Russian companies have been using more yuan to facilitate the increased trade with China. Russian banks have also conducted more transactions in yuan to protect them from sanction risks, according to Kireeva.
The yuan’s share of the Russian foreign currency market jumped to 48% by November 2022 from less than 1% in January, according to Russian media, citing the head of the Moscow Exchange.
Russia briefly became the world’s third largest offshore trading hub for the yuan last July, behind Hong Kong and the United Kingdom, according to figures released by SWIFT. Since then, it has remained one of the top six markets for trading yuan — it wasn’t even in the top 15 before the Ukraine war.

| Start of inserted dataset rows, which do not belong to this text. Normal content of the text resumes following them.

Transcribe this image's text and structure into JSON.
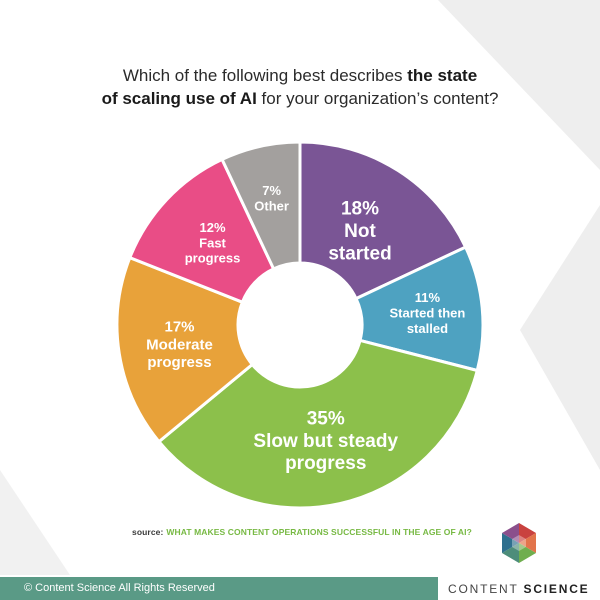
{
  "header": {
    "title_pre": "Which of the following best describes ",
    "title_bold_1": "the state",
    "title_bold_2": "of scaling use of AI",
    "title_post": " for your organization’s content?"
  },
  "chart_data": {
    "type": "pie",
    "variant": "donut",
    "categories": [
      "Not started",
      "Started then stalled",
      "Slow but steady progress",
      "Moderate progress",
      "Fast progress",
      "Other"
    ],
    "values": [
      18,
      11,
      35,
      17,
      12,
      7
    ],
    "labels": [
      {
        "pct": "18%",
        "lines": [
          "Not",
          "started"
        ]
      },
      {
        "pct": "11%",
        "lines": [
          "Started then",
          "stalled"
        ]
      },
      {
        "pct": "35%",
        "lines": [
          "Slow but steady",
          "progress"
        ]
      },
      {
        "pct": "17%",
        "lines": [
          "Moderate",
          "progress"
        ]
      },
      {
        "pct": "12%",
        "lines": [
          "Fast",
          "progress"
        ]
      },
      {
        "pct": "7%",
        "lines": [
          "Other"
        ]
      }
    ],
    "colors": [
      "#7a5595",
      "#4ea2c1",
      "#8cc04b",
      "#e8a23a",
      "#e94d86",
      "#a3a09e"
    ]
  },
  "source": {
    "label": "source:",
    "title": "WHAT MAKES CONTENT OPERATIONS SUCCESSFUL IN THE AGE OF AI?"
  },
  "footer": {
    "copyright": "© Content Science All Rights Reserved",
    "brand_light": "CONTENT",
    "brand_bold": "SCIENCE"
  }
}
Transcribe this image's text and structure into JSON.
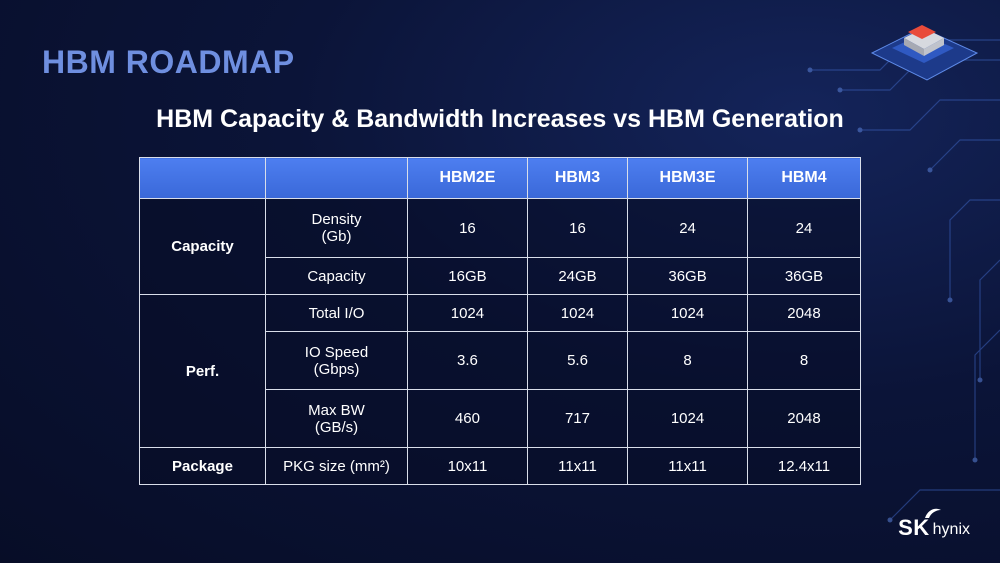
{
  "slide": {
    "title": "HBM ROADMAP",
    "subtitle": "HBM Capacity & Bandwidth Increases vs HBM Generation"
  },
  "table": {
    "headers": [
      "",
      "",
      "HBM2E",
      "HBM3",
      "HBM3E",
      "HBM4"
    ],
    "groups": {
      "capacity": "Capacity",
      "perf": "Perf.",
      "package": "Package"
    },
    "rows": {
      "density": {
        "metric": "Density\n(Gb)",
        "values": [
          "16",
          "16",
          "24",
          "24"
        ]
      },
      "capacity": {
        "metric": "Capacity",
        "values": [
          "16GB",
          "24GB",
          "36GB",
          "36GB"
        ]
      },
      "total_io": {
        "metric": "Total I/O",
        "values": [
          "1024",
          "1024",
          "1024",
          "2048"
        ]
      },
      "io_speed": {
        "metric": "IO Speed\n(Gbps)",
        "values": [
          "3.6",
          "5.6",
          "8",
          "8"
        ]
      },
      "max_bw": {
        "metric": "Max BW\n(GB/s)",
        "values": [
          "460",
          "717",
          "1024",
          "2048"
        ]
      },
      "pkg_size": {
        "metric": "PKG size (mm²)",
        "values": [
          "10x11",
          "11x11",
          "11x11",
          "12.4x11"
        ]
      }
    }
  },
  "logo": {
    "brand": "SK",
    "name": "hynix"
  },
  "colors": {
    "title": "#6f8fe0",
    "header": "#4171e4",
    "background": "#0b1438"
  },
  "icons": [
    "circuit-decoration",
    "chip-icon",
    "sk-wing-icon"
  ]
}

Russia’s financial ministry has also doubled the share of yuan reserves the country’s sovereign wealth fund can hold to 60%, after a big chunk of its savings were frozen by international sanctions, according to Reuters.

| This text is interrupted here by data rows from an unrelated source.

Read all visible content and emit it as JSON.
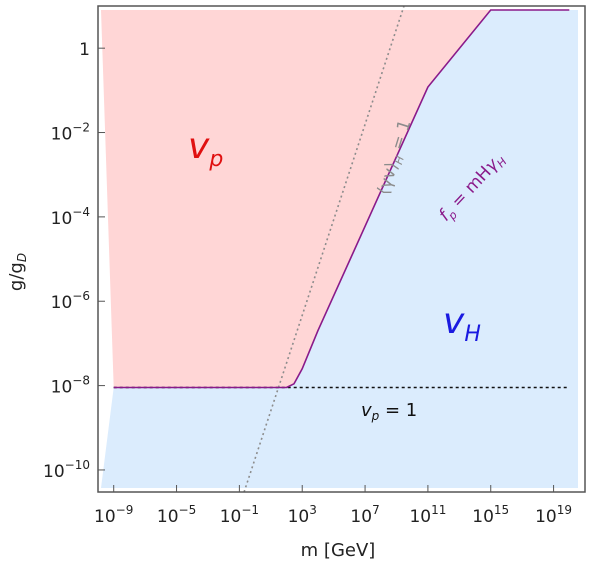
{
  "chart_data": {
    "type": "area",
    "x_scale": "log",
    "y_scale": "log",
    "xlabel": "m [GeV]",
    "ylabel": "g/g_D",
    "xlim": [
      1e-10,
      1e+21
    ],
    "ylim": [
      3e-11,
      10
    ],
    "x_ticks": [
      {
        "value": 1e-09,
        "mant": "10",
        "exp": "−9"
      },
      {
        "value": 1e-05,
        "mant": "10",
        "exp": "−5"
      },
      {
        "value": 0.1,
        "mant": "10",
        "exp": "−1"
      },
      {
        "value": 1000.0,
        "mant": "10",
        "exp": "3"
      },
      {
        "value": 10000000.0,
        "mant": "10",
        "exp": "7"
      },
      {
        "value": 100000000000.0,
        "mant": "10",
        "exp": "11"
      },
      {
        "value": 1000000000000000.0,
        "mant": "10",
        "exp": "15"
      },
      {
        "value": 1e+19,
        "mant": "10",
        "exp": "19"
      }
    ],
    "y_ticks": [
      {
        "value": 1,
        "mant": "1",
        "exp": ""
      },
      {
        "value": 0.01,
        "mant": "10",
        "exp": "−2"
      },
      {
        "value": 0.0001,
        "mant": "10",
        "exp": "−4"
      },
      {
        "value": 1e-06,
        "mant": "10",
        "exp": "−6"
      },
      {
        "value": 1e-08,
        "mant": "10",
        "exp": "−8"
      },
      {
        "value": 1e-10,
        "mant": "10",
        "exp": "−10"
      }
    ],
    "regions": [
      {
        "label": "v_p",
        "color": "#ffd6d6",
        "text_color": "#e01010"
      },
      {
        "label": "v_H",
        "color": "#dbecfd",
        "text_color": "#1a1ae0"
      }
    ],
    "boundary_curve": {
      "label": "f_p = mHγ_H",
      "color": "#8a1a8a",
      "points": [
        {
          "x": 1e-09,
          "y": 9e-09
        },
        {
          "x": 100.0,
          "y": 9e-09
        },
        {
          "x": 300.0,
          "y": 1.1e-08
        },
        {
          "x": 1000.0,
          "y": 2.5e-08
        },
        {
          "x": 10000.0,
          "y": 2e-07
        },
        {
          "x": 10000000.0,
          "y": 6e-05
        },
        {
          "x": 100000000000.0,
          "y": 0.12
        },
        {
          "x": 1000000000000000.0,
          "y": 250
        },
        {
          "x": 1e+20,
          "y": 4000000.0
        }
      ]
    },
    "reference_lines": [
      {
        "label": "⟨γv⟩_H = 1",
        "style": "dotted",
        "color": "#8c8c8c",
        "points": [
          {
            "x": 0.2,
            "y": 3e-11
          },
          {
            "x": 3000000000.0,
            "y": 10
          }
        ]
      },
      {
        "label": "v_p = 1",
        "style": "dashed",
        "color": "#111111",
        "points": [
          {
            "x": 1e-09,
            "y": 9e-09
          },
          {
            "x": 1e+20,
            "y": 9e-09
          }
        ]
      }
    ]
  }
}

Finance Minister Anton Siluanov has said that Russia would only buy yuan in 2023 to refill the country’s sovereign wealth fund, Tass reported.
“Of all foreign currencies that the Russian [central] bank had its reserves in, it is only Chinese yuan that was not frozen and remains a ‘friendly’ one,” said Kireeva.

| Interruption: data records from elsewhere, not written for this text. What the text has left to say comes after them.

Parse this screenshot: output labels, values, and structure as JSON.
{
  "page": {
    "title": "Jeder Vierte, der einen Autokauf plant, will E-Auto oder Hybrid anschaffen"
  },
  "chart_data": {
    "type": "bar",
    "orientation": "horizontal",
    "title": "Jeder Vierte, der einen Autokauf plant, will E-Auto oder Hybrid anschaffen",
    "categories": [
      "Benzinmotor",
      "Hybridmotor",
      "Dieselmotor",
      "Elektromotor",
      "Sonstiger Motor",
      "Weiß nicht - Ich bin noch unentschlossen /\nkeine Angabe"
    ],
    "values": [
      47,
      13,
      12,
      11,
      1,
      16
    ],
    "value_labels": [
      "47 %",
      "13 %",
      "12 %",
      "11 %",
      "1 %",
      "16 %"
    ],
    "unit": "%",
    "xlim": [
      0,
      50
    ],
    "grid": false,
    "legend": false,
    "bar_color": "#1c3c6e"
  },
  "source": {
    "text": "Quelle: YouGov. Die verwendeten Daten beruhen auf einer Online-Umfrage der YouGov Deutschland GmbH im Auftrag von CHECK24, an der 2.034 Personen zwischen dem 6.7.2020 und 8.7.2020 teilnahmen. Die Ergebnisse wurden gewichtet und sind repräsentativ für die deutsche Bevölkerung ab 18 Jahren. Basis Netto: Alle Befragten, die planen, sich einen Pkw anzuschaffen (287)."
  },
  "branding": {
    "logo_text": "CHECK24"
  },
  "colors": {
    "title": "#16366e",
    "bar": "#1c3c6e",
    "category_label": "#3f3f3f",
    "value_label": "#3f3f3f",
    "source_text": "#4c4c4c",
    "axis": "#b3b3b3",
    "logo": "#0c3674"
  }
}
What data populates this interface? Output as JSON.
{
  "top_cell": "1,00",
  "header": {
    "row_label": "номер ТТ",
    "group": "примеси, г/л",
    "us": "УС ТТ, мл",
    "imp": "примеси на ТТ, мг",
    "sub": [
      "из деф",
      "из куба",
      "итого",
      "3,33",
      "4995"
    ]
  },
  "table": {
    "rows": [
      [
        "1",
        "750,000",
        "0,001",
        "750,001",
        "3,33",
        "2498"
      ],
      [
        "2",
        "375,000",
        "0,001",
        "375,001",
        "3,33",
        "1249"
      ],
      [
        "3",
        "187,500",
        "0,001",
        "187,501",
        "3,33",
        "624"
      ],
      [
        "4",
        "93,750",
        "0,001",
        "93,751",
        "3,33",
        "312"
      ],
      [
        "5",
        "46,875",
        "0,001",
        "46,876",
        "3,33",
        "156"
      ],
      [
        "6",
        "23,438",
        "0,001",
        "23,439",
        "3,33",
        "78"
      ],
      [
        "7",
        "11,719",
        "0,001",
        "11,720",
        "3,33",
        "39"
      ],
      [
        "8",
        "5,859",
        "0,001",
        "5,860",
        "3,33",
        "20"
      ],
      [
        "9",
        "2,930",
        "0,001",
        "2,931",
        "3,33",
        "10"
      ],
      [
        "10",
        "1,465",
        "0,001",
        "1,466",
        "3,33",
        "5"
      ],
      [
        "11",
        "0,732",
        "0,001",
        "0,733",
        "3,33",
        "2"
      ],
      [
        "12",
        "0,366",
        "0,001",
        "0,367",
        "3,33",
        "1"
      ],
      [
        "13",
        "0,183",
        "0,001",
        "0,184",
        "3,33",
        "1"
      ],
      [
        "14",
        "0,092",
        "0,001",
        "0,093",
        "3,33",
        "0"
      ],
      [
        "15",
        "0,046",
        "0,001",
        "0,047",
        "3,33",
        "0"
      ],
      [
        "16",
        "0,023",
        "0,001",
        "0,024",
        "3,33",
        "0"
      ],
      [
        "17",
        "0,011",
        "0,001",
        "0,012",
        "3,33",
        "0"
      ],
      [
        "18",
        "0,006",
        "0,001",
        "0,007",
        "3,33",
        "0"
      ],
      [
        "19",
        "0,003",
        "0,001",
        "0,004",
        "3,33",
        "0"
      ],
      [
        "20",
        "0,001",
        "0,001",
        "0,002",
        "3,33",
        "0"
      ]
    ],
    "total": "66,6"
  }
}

“We are likely to see further de-dollarization of Russia’s foreign trade in general and [an] increasing share of trade in national currencies with all states that are friendly or neutral to Moscow.”
With more yuan reserves, Moscow is able to use the Chinese currency to stabilize the ruble and its financial markets. The ruble has plunged by more than 40% against the euro and the dollar in the past year, and the main Russian stock index has fallen by more than a third.
Last month, Russia’s financial ministry announced it would resume foreign exchange interventions by selling yuan and buying rubles.
However, the relationship is not entirely frictionless.
UnionPay, the Chinese payments system, has reportedly stopped accepting cards issued by Russian banks over fears of international sanctions, according to Russian paper Kommersant.
“Large Chinese businesses are wary about secondary sanctions and are cautious about dealing with the Russian entities under sanctions or with the Russian market in general,” Kireeva said.